The MLFlowCallback logs:

  • Parameters: Intent, provider, schemas, timeouts, iteration number.
  • Metrics: Performance metrics (e.g., accuracy, RMSE) reported by the agent for each iteration, execution time.
  • Artifacts: Training code (trainer_source.py), model artifacts saved by the training script.
  • Tags: Provider used, whether an exception occurred during the iteration.

Creating Custom Callbacks

You can create your own callbacks by subclassing plexe.Callback.

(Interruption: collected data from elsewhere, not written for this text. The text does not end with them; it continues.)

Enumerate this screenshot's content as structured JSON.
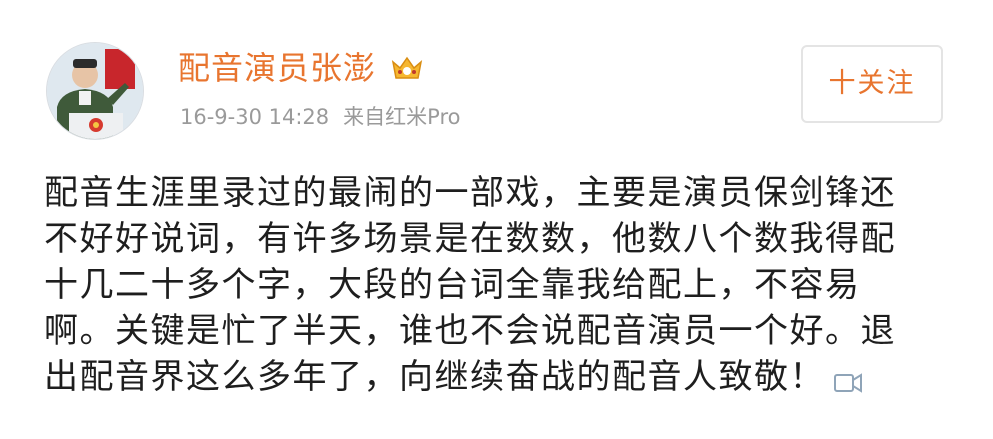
{
  "post": {
    "user": {
      "name": "配音演员张澎",
      "badge_icon": "vip-crown-icon",
      "name_color": "#e8752f"
    },
    "meta": {
      "time": "16-9-30 14:28",
      "source": "来自红米Pro"
    },
    "follow_button": {
      "label": "十关注"
    },
    "content_lines": [
      "配音生涯里录过的最闹的一部戏，主要是演员保剑锋还",
      "不好好说词，有许多场景是在数数，他数八个数我得配",
      "十几二十多个字，大段的台词全靠我给配上，不容易",
      "啊。关键是忙了半天，谁也不会说配音演员一个好。退",
      "出配音界这么多年了，向继续奋战的配音人致敬！"
    ],
    "trailing_icon": "video-icon"
  }
}
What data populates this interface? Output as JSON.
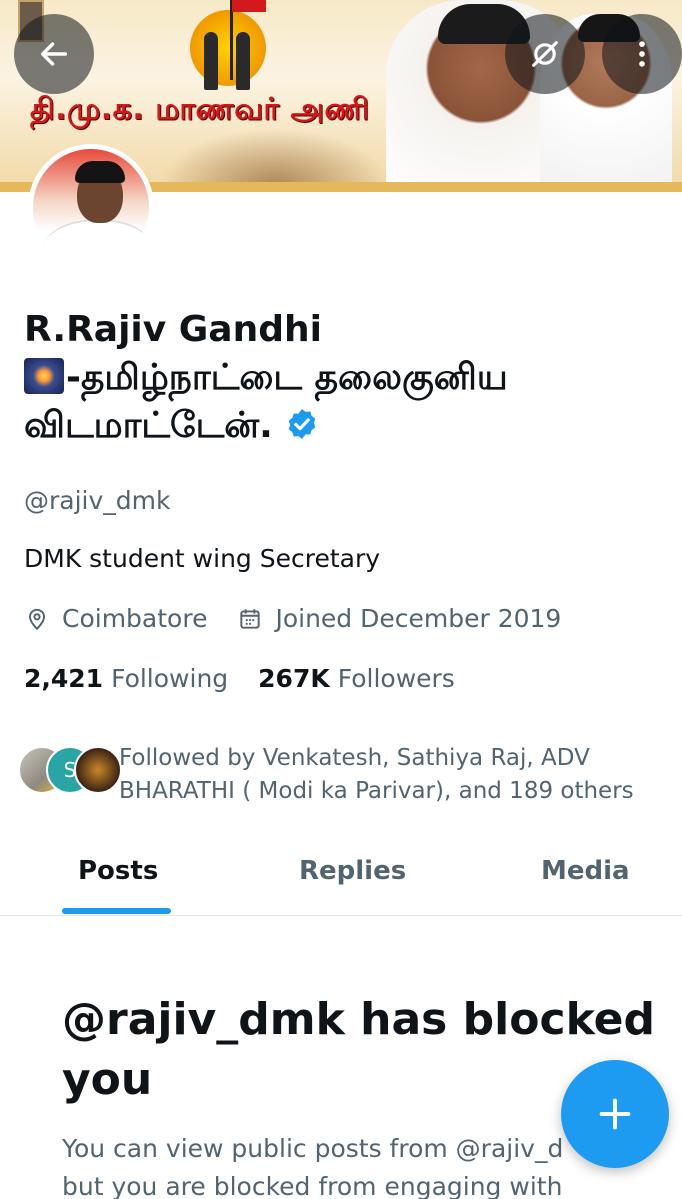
{
  "header": {
    "banner_title": "தி.மு.க. மாணவர் அணி",
    "back_label": "Back",
    "more_label": "More"
  },
  "profile": {
    "name_line1": "R.Rajiv Gandhi",
    "name_line2": "-தமிழ்நாட்டை தலைகுனிய",
    "name_line3": "விடமாட்டேன்.",
    "handle": "@rajiv_dmk",
    "bio": "DMK student wing Secretary",
    "location": "Coimbatore",
    "joined": "Joined December 2019",
    "following_count": "2,421",
    "following_label": "Following",
    "followers_count": "267K",
    "followers_label": "Followers",
    "followed_by_line1": "Followed by Venkatesh, Sathiya Raj, ADV",
    "followed_by_line2": "BHARATHI ( Modi ka Parivar), and 189 others",
    "follower_avatar_initial": "S"
  },
  "tabs": [
    {
      "label": "Posts",
      "active": true
    },
    {
      "label": "Replies",
      "active": false
    },
    {
      "label": "Media",
      "active": false
    }
  ],
  "blocked": {
    "title_line1": "@rajiv_dmk has blocked",
    "title_line2": "you",
    "desc_line1": "You can view public posts from @rajiv_d",
    "desc_line2": "but you are blocked from engaging with"
  },
  "colors": {
    "accent": "#1d9bf0",
    "text_primary": "#0f1419",
    "text_secondary": "#536471",
    "banner_red": "#d11919"
  },
  "icons": {
    "back": "arrow-left-icon",
    "no_notify": "notification-off-icon",
    "more": "more-vertical-icon",
    "location": "location-pin-icon",
    "calendar": "calendar-icon",
    "verified": "verified-badge-icon",
    "compose": "plus-icon"
  }
}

Example: A simple callback to print iteration progress.

import plexe
import pandas as pd
from plexe.callbacks import Callback, BuildStateInfo # Import base class and info object

# --- Prepare Data & Model (as before) ---
try:
    df = pd.read_csv("housing_data.csv")
except FileNotFoundError:
    df = pd.DataFrame({ # Dummy data
        'square_footage': [1500, 2100, 1800, 2500, 1200], 'bedrooms': [3, 4, 3, 5, 2],
        'bathrooms': [2, 2.5, 2, 3, 1.5], 'price': [300000, 450000, 380000, 550000, 250000]
    })
datasets = [df]
model = plexe.Model(intent="Predict house prices based on square footage, bedrooms, and bathrooms.")
# ---------------------------------------

# Define a custom callback
class ProgressPrinterCallback(Callback):
    def on_build_start(self, info: BuildStateInfo) -> None:
        print(f"🚀 Starting build for intent: '{info.intent[:50]}...'")
        if info.max_iterations:
             print(f"Max iterations: {info.max_iterations}")

    def on_iteration_start(self, info: BuildStateInfo) -> None:
        print(f"\n--- Iteration {info.iteration + 1} Start ---")

    def on_iteration_end(self, info: BuildStateInfo) -> None:
        print(f"--- Iteration {info.iteration + 1} End ---")
        if info.node: # Check if node info is available
             if info.node.performance:
                 print(f"  Performance ({info.node.performance.name}): {info.node.performance.value:.4f}")
             else:
                 print("  Performance: Not available")

             if info.node.exception_was_raised:
                 print(f"  Status: Failed ({type(info.node.exception).__name__})")
             else:
                 print("  Status: Success")
        else:
             print("  Node info not available for this iteration.")


    def on_build_end(self, info: BuildStateInfo) -> None:
        print(f"\n✅ Build process finished.")

# Instantiate the custom callback
progress_callback = ProgressPrinterCallback()

# Build the model with the custom callback
model.build(
    datasets=datasets,
    provider="openai/gpt-4o-mini",
    max_iterations=2,
    callbacks=[progress_callback], # Add custom callback
    chain_of_thought=False # Disable default verbose logging
)

By implementing custom callbacks, you can integrate Plexe’s model building process seamlessly into your existing workflows and monitoring systems.